Growing up, Hardy was predictably a Pittsburgh Steelers fan. He watched his hometown team go to the playoffs and saw the emergence of another physical nickel cornerback, Mike Hilton. Playing for his hometown team would mean something different for Hardy than just any other football team, even if he wants to explore other cities around the NFL.
“It would be great,” Hardy said. “Just to be in the city. But you know, I want to explore other cities at the same time, but it’s kind of a love-hate day if I get drafted there. While I want to get outside of Pittsburgh, at the same time, that’s my hometown and that means a lot.”

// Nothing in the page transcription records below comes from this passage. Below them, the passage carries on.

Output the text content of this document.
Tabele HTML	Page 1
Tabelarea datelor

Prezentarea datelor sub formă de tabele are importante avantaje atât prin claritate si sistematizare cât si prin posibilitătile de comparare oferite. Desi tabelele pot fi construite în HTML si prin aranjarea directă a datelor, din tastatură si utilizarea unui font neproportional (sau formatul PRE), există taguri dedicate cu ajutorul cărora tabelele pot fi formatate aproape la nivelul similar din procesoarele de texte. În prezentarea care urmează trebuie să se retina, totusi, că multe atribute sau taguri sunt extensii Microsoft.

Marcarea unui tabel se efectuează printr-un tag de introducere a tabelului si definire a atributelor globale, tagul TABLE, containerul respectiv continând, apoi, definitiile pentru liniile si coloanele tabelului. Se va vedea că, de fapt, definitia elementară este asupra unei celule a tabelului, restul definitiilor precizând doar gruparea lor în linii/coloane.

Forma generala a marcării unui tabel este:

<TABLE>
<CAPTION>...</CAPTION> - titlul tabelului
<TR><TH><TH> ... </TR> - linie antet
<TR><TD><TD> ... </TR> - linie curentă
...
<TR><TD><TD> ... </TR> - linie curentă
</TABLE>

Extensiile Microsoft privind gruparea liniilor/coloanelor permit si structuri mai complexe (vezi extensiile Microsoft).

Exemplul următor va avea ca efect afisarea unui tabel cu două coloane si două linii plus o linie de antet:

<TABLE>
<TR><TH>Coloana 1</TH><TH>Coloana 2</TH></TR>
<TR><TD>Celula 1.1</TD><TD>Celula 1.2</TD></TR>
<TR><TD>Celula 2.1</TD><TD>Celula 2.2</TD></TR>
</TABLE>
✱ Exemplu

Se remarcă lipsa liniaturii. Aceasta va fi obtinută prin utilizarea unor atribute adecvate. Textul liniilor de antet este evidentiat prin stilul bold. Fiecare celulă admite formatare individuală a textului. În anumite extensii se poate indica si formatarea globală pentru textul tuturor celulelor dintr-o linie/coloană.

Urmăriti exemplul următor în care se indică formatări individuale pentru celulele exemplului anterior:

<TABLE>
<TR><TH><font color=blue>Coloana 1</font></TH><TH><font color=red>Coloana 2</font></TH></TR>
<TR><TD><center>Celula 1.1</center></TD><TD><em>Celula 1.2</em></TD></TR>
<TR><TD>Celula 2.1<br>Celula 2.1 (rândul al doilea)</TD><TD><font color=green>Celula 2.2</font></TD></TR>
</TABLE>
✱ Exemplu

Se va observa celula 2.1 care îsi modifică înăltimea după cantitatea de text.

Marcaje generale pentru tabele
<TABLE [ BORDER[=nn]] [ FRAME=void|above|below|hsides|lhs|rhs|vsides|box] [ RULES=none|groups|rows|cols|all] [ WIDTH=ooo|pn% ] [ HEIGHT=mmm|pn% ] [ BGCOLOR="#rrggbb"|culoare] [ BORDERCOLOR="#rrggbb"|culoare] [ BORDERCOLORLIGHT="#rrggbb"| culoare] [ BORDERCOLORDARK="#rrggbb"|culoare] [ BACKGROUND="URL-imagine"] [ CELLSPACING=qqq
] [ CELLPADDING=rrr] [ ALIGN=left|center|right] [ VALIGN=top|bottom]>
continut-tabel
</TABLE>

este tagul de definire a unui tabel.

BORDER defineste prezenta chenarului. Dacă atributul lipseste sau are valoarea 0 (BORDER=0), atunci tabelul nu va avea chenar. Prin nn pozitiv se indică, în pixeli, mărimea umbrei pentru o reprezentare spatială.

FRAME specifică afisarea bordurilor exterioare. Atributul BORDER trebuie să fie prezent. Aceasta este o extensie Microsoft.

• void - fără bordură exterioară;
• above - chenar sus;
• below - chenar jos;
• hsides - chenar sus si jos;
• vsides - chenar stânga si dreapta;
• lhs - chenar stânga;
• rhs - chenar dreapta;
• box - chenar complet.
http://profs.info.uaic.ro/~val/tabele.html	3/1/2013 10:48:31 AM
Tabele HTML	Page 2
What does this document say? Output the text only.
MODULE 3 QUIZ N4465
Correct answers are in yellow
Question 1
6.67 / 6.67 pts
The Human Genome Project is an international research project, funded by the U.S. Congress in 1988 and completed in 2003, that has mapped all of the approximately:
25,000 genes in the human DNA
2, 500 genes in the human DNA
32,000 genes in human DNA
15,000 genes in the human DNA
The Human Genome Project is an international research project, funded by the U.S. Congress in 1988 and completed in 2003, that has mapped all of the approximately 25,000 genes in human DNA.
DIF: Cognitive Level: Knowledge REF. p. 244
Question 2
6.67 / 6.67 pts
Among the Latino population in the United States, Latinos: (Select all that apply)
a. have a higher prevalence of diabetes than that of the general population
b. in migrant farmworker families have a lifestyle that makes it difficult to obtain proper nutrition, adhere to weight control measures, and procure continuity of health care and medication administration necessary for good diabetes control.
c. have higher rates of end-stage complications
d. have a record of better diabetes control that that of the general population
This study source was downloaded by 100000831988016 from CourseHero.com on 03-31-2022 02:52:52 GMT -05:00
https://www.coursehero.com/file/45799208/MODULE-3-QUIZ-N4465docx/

Hardy was just a ball-hawking nickel cornerback. He became a dynamic punt returner in 2023, returning two to the house. His value shot up just by doing that, and he hopes to parlay that part of his game into more looks. But in reality, the aggressive kid in the slot is who he is known as now. Teams are craving more and more physical slot cornerbacks. And Hardy thinks he could be similar to Hilton.
“Since I grew up a Pittsburgh Steelers fan, one of the guys we had was Mike Hilton,” Hardy said. “So, I felt like, not mimicking, but watching him do his thing. I saw myself being in that same position when I get into that same position. I just tell teams that, honestly, you can play me anywhere on the field. Play me inside, outside, in the box, on the hash, I don’t care. I’ll show out.”
And so Hardy, with five career interceptions and a natural nose for coming downhill and making plays on the football, could fit the Steelers’ secondary like a glove. The Shrine Bowl is an excellent chance for him to shoot his draft stock up while facing some talented wide receivers.
Hardy wants to show the same things he did at Penn State — playmaking, physicality, and heart. If he does that, there is little reason that he should not be a solid mid-round draft pick.